Anyone know of the proper procedure for making flaked corn? We have amazing locally grown sweet corn here in jersey and i’d like to start using it in my cream ales. I searched a bit but didn’t find much that helped.
I think they par boil or flash steam it and send it through a roller. Seems like you could just crush the corn in a blender or something and add it directly to the mash. Might need to do a cereal mash with it though.
+1 to this. A lot more work to go through the process of making flaked maize than it would be to just do a cereal mash.
I also suppose you could malt the grain similar to you would with raw barley by soaking it moist, allowing it to germinate, then dry, and toast in the oven.
A pro brewer friend of mine uses #10 cans of corn in some of his homebrews. In the blender then into the mash. If you are using fresh corn, then I would cook it (simmer) for about 15 minutes to gelatinize the starches, then off to the blender.
I’m pretty sure that flaked corn is made from flint corm, not sweet corn.
I agree that the sweet corn grown in NJ is some of the best in the country. Never thought to use it in brewing!
Some experimentation is in my future!
Couple comments about using sweet corn.
First of all, the corn you buy as flaked corn is from field corn (probably dent corn but it could be flint, the name refers to the starch hardness in the kernel cap). Either way, it’s not sweet corn. Sweet corn has some starch but it also has a very high sugar content which is what makes it taste good. Let an ear of sweet corn dry out and the kernels will shrivel to almost nothing. Basically there isn’t very much fermentable material in it compared to field corn. The other thing is that the sugars in sweet corn break down fairly quickly which is why it’s best to eat sweet corn the day it’s picked. There are some varieties of processing corn that have to be frozen within hours of picking or the sugars are gone.
The other thing is that whole kernel corn is going to contain the germ which is where the oil is. That could be an issue for head retention but I don’t think it will be a big factor in sweet corn because the ears are harvested before physiological maturity so I doubt that there is much oil.

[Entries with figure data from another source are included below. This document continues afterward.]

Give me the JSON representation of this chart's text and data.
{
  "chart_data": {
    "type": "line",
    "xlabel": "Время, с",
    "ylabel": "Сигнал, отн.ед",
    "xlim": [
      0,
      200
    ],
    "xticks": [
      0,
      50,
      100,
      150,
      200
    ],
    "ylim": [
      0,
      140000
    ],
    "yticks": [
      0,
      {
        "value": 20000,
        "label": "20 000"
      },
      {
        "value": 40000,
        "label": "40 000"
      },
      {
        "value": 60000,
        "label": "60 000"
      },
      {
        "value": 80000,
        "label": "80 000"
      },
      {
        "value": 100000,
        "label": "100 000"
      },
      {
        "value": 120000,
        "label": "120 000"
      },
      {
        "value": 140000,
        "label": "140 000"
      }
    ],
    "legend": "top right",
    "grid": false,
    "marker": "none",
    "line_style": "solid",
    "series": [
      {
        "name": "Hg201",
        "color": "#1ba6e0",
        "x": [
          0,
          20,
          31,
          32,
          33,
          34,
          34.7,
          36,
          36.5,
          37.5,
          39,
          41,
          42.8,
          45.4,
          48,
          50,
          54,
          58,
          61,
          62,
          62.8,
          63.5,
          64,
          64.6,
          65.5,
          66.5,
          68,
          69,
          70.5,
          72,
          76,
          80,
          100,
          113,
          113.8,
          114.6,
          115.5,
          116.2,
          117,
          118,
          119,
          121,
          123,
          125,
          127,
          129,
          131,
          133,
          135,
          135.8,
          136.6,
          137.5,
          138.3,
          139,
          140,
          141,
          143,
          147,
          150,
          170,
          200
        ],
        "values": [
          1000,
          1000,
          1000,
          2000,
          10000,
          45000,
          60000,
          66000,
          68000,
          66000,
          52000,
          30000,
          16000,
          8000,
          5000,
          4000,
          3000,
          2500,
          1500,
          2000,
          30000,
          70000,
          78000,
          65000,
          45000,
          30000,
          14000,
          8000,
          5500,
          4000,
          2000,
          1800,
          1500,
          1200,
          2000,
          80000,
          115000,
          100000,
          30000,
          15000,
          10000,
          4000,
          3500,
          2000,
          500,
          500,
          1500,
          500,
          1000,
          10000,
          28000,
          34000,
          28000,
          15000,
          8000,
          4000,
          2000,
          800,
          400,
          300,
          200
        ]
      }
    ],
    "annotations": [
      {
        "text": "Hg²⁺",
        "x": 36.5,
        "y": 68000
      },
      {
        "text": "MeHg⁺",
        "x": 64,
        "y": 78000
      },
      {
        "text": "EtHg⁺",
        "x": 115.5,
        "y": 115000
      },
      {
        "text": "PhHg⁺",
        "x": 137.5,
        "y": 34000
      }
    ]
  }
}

I’d go ahead an use sweet corn but I think you’re gonna have to do a cereal mash or boil the corn first. I expect that the boiling process (leave off the butter and salt) will gelatinize what little starch is in the kernels. You probably don’t need to do anything to the available sugars but I have no idea what the sugar percentages would be in the kernel.
Although no one asked, I’ll mention that corn starch actually comes from a fairly specific type of corn called “Waxy” corn. The differences are based on the starch branches and structure. Just throwing it out there before someone says that corn starch comes from field corn or something.
A lot of great info, thanks guys, and I def agree about the cereal mash.
My initial thought was to localize my recipe a bit by using a few locally grown ingredients, which automatically sparked my interest in the corn.
It really wasn’t my intention to change the flavor profile or fermentability, but to simply replace the ingredient with a locally grown option that i knew tasted good. I guess i could switch the sweet corn with locally grown field corn and see if the outcome is the same as my flaked corn control group, then do some experimenting with the sweet to better gauge the differences. I’d also know if my cereal mash procedure was dialed in.
I guess the next logical question is how to determine how much fresh corn to buy at market to end up with the equiv of 1lb of flaked corn.
I’d dissagree about the cereal mash. A cereal mash is to make starches in hard grains available to the enzymes. Flaked maize avoids this by increasing the surface/body ratio so that water and enzymes can easily penetrate the kernel. Sweet corn is so juicy that just cutting the kernels off is going to expose any starches to the mash enzymes. I’d just smash the corn up and add it to the mash.
flaked grain avoids the need for a cereal mash because the starch is already gelatinezed. It is throughly steamed before rolling. You may not need a cereal mash for sweet corn but it is not because of surface area.
But because sweet corn has more sugar than starch, skip the cereal mash and see what happens. You may not get 100% of the fermentables but I think you’re after the fresh corn flavour anyway so it probably doesn’t matter.
I’d add 4 lbs of raw kernels to the mash (and I’d even throw the cobs in after it’s cut off to get all the corny goodness).